Доктор Х и его дети (Ануфриева) - страница 99

Еще непременно, как маленькому, хотелось купить в церковной лавке что-то таинственно и призывно мерцающее в полутьме: золотое, позолоченное, серебряное, медное — ненужное, но кажущееся важным. Купишь — и жизнь изменится. Однажды он собрал волю в кулак и совершил рациональную покупку — товар для здоровья: морковное масло для приема внутрь по чайной ложке. Изучение этикетки при свете дня, а не в церковном полумраке показало, что масло льняное и просроченное на полгода.

В этой часовне соблазнов не было. Он вышел в сумерки и быстро зашагал по тропинке в знакомую часть кладбища, надеясь больше не повстречаться с Машей.

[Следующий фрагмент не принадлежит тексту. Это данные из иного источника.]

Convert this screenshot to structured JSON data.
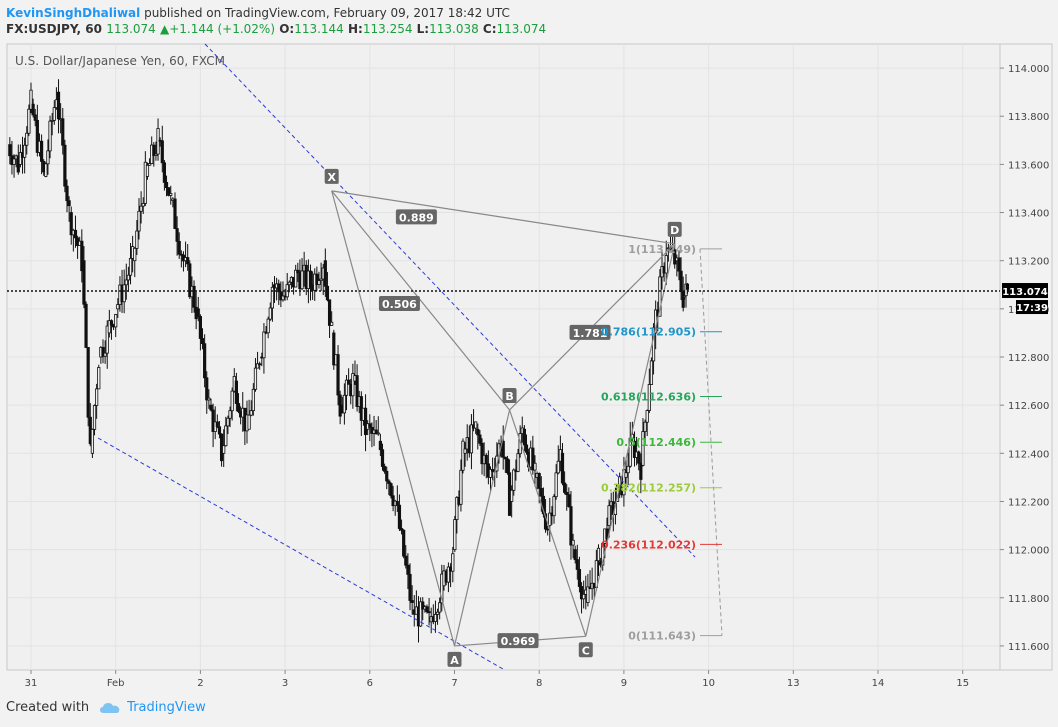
{
  "header": {
    "author": "KevinSinghDhaliwal",
    "published": " published on TradingView.com, February 09, 2017 18:42 UTC"
  },
  "ticker": {
    "symbol": "FX:USDJPY, 60",
    "last": "113.074",
    "change_arrow": "▲",
    "change": "+1.144 (+1.02%)",
    "o_label": "O:",
    "o": "113.144",
    "h_label": "H:",
    "h": "113.254",
    "l_label": "L:",
    "l": "113.038",
    "c_label": "C:",
    "c": "113.074"
  },
  "footer": {
    "created_with": "Created with",
    "brand": "TradingView",
    "icon": "cloud-icon"
  },
  "colors": {
    "up": "#1b9e3e",
    "author": "#2196f3",
    "trendline": "#2a3bd6",
    "pattern": "#888888",
    "candle": "#111111"
  },
  "chart_data": {
    "type": "candlestick",
    "title": "U.S. Dollar/Japanese Yen, 60, FXCM",
    "ylim": [
      111.5,
      114.1
    ],
    "y_ticks": [
      "114.000",
      "113.800",
      "113.600",
      "113.400",
      "113.200",
      "113.000",
      "112.800",
      "112.600",
      "112.400",
      "112.200",
      "112.000",
      "111.800",
      "111.600"
    ],
    "x_ticks": [
      "31",
      "Feb",
      "2",
      "3",
      "6",
      "7",
      "8",
      "9",
      "10",
      "13",
      "14",
      "15"
    ],
    "x_tick_pos": [
      0,
      1,
      2,
      3,
      4,
      5,
      6,
      7,
      8,
      9,
      10,
      11
    ],
    "current_price": {
      "value": 113.074,
      "label": "113.074",
      "countdown": "17:39"
    },
    "series": [
      {
        "kind": "ohlc-trace",
        "x": [
          -0.3,
          -0.15,
          0,
          0.15,
          0.3,
          0.45,
          0.6,
          0.7,
          0.8,
          0.9,
          1.0,
          1.1,
          1.2,
          1.35,
          1.5,
          1.65,
          1.8,
          1.95,
          2.1,
          2.25,
          2.4,
          2.55,
          2.7,
          2.85,
          3.0,
          3.15,
          3.3,
          3.45,
          3.55,
          3.65,
          3.8,
          3.95,
          4.1,
          4.3,
          4.5,
          4.7,
          4.85,
          4.98,
          5.1,
          5.25,
          5.4,
          5.55,
          5.65,
          5.8,
          5.95,
          6.1,
          6.25,
          6.4,
          6.55,
          6.7,
          6.8,
          6.9,
          7.0,
          7.1,
          7.2,
          7.35,
          7.5,
          7.6,
          7.7,
          7.75
        ],
        "y": [
          113.7,
          113.6,
          113.85,
          113.55,
          113.9,
          113.4,
          113.2,
          112.4,
          112.8,
          112.9,
          113.0,
          113.1,
          113.2,
          113.55,
          113.7,
          113.45,
          113.2,
          113.0,
          112.6,
          112.4,
          112.7,
          112.5,
          112.8,
          113.1,
          113.05,
          113.15,
          113.1,
          113.2,
          112.9,
          112.6,
          112.7,
          112.5,
          112.45,
          112.2,
          111.75,
          111.7,
          111.85,
          112.0,
          112.4,
          112.5,
          112.3,
          112.45,
          112.2,
          112.5,
          112.3,
          112.1,
          112.4,
          112.0,
          111.78,
          111.95,
          112.1,
          112.2,
          112.3,
          112.45,
          112.35,
          112.9,
          113.25,
          113.2,
          113.05,
          113.07
        ]
      }
    ],
    "harmonic_points": [
      {
        "label": "X",
        "x": 3.55,
        "y": 113.49
      },
      {
        "label": "A",
        "x": 5.0,
        "y": 111.6
      },
      {
        "label": "B",
        "x": 5.65,
        "y": 112.58
      },
      {
        "label": "C",
        "x": 6.55,
        "y": 111.64
      },
      {
        "label": "D",
        "x": 7.6,
        "y": 113.27
      }
    ],
    "ratios": [
      {
        "label": "0.889",
        "x": 4.55,
        "y": 113.38
      },
      {
        "label": "0.506",
        "x": 4.35,
        "y": 113.02
      },
      {
        "label": "1.781",
        "x": 6.6,
        "y": 112.9
      },
      {
        "label": "0.969",
        "x": 5.75,
        "y": 111.62
      }
    ],
    "fib_levels": [
      {
        "label": "1(113.249)",
        "value": 113.249,
        "color": "#9e9e9e"
      },
      {
        "label": "0.786(112.905)",
        "value": 112.905,
        "color": "#2196c8"
      },
      {
        "label": "0.618(112.636)",
        "value": 112.636,
        "color": "#26a65b"
      },
      {
        "label": "0.5(112.446)",
        "value": 112.446,
        "color": "#3cb83c"
      },
      {
        "label": "0.382(112.257)",
        "value": 112.257,
        "color": "#9ccc3c"
      },
      {
        "label": "0.236(112.022)",
        "value": 112.022,
        "color": "#e53935"
      },
      {
        "label": "0(111.643)",
        "value": 111.643,
        "color": "#9e9e9e"
      }
    ]
  }
}
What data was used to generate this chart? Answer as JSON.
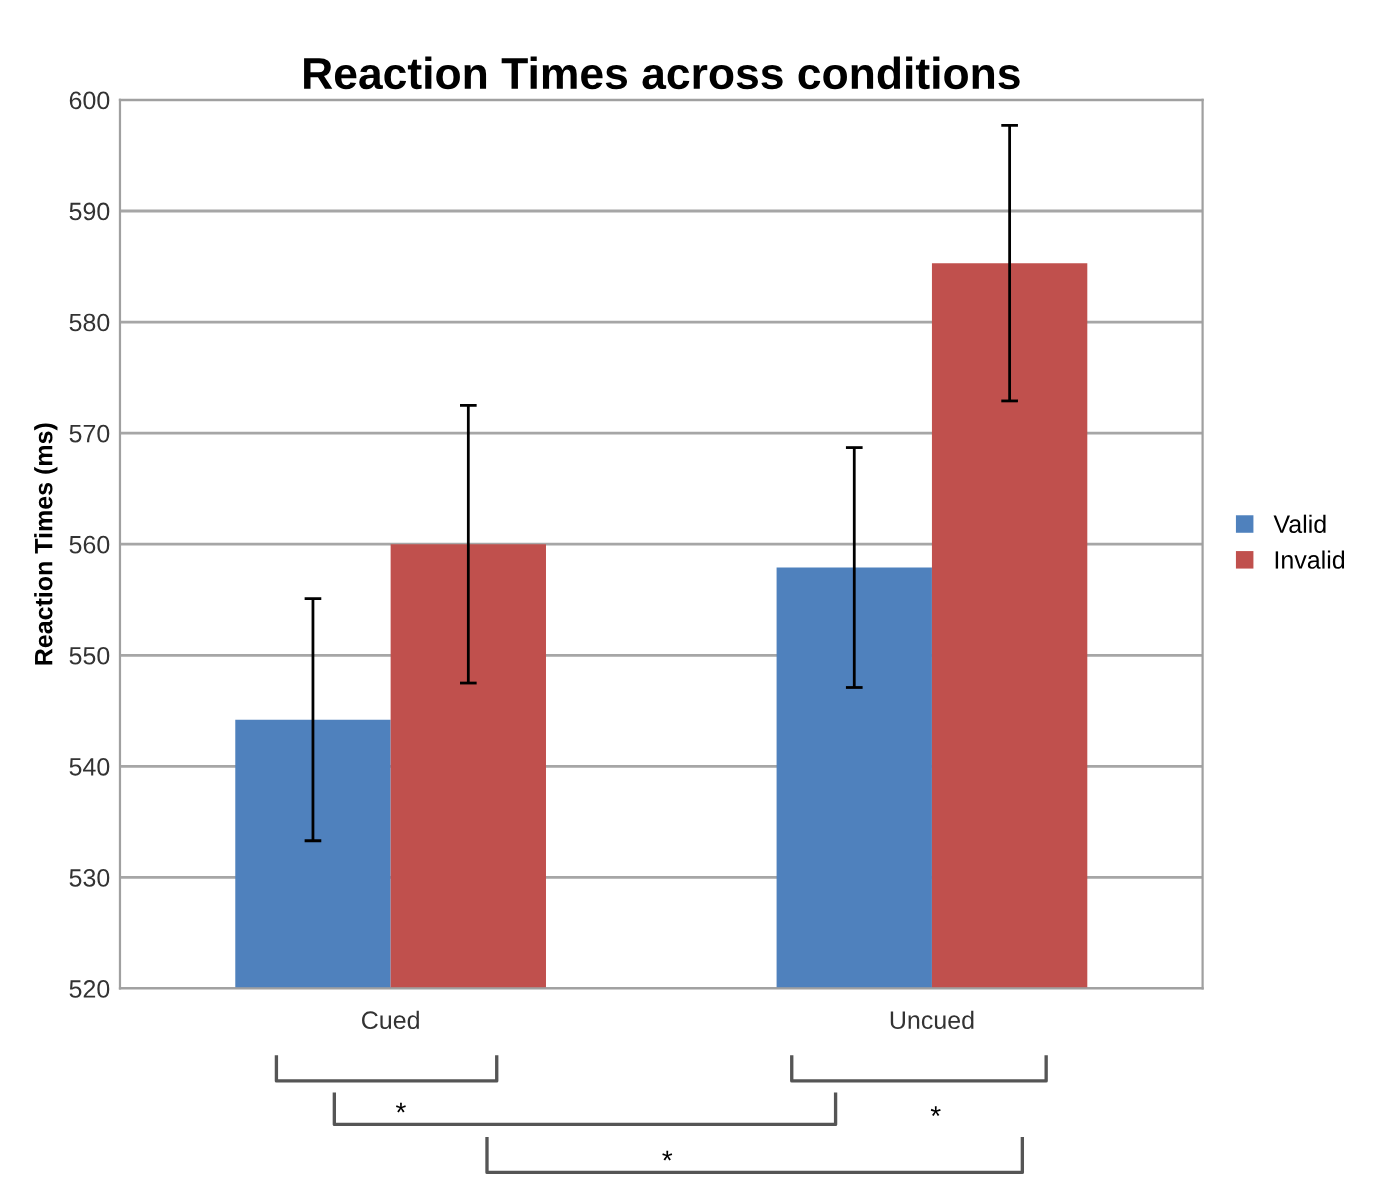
{
  "chart_data": {
    "type": "bar",
    "title": "Reaction Times across conditions",
    "ylabel": "Reaction Times (ms)",
    "categories": [
      "Cued",
      "Uncued"
    ],
    "series": [
      {
        "name": "Valid",
        "color": "#4f81bd",
        "values": [
          544.2,
          557.9
        ],
        "errors": [
          10.9,
          10.8
        ]
      },
      {
        "name": "Invalid",
        "color": "#c0504d",
        "values": [
          560.0,
          585.3
        ],
        "errors": [
          12.5,
          12.4
        ]
      }
    ],
    "ylim": [
      520,
      600
    ],
    "yticks": [
      520,
      530,
      540,
      550,
      560,
      570,
      580,
      590,
      600
    ],
    "grid": "y",
    "legend": "right",
    "annotations": [
      "*",
      "*",
      "*"
    ]
  }
}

Вскоре тропинка уперлась в сугроб. Дальше было не расчищено. Христофоров задрал полы пальто и вошел в снег, как в воду, разрезая ногами нетронутый покров. Укрытая твердой снежной шапкой могила отца казалась гигантским куском торта, щедро припорошенным сахарной пудрой. Сходство усиливал край обелиска, торчавший вверху, как уголок шоколадной плитки.

Вокруг могилы вился тонкий затейливый узор крестиков, как будто под копирку выведенных на снегу легким пером художника, склонного к шизофренической методичности и однообразию.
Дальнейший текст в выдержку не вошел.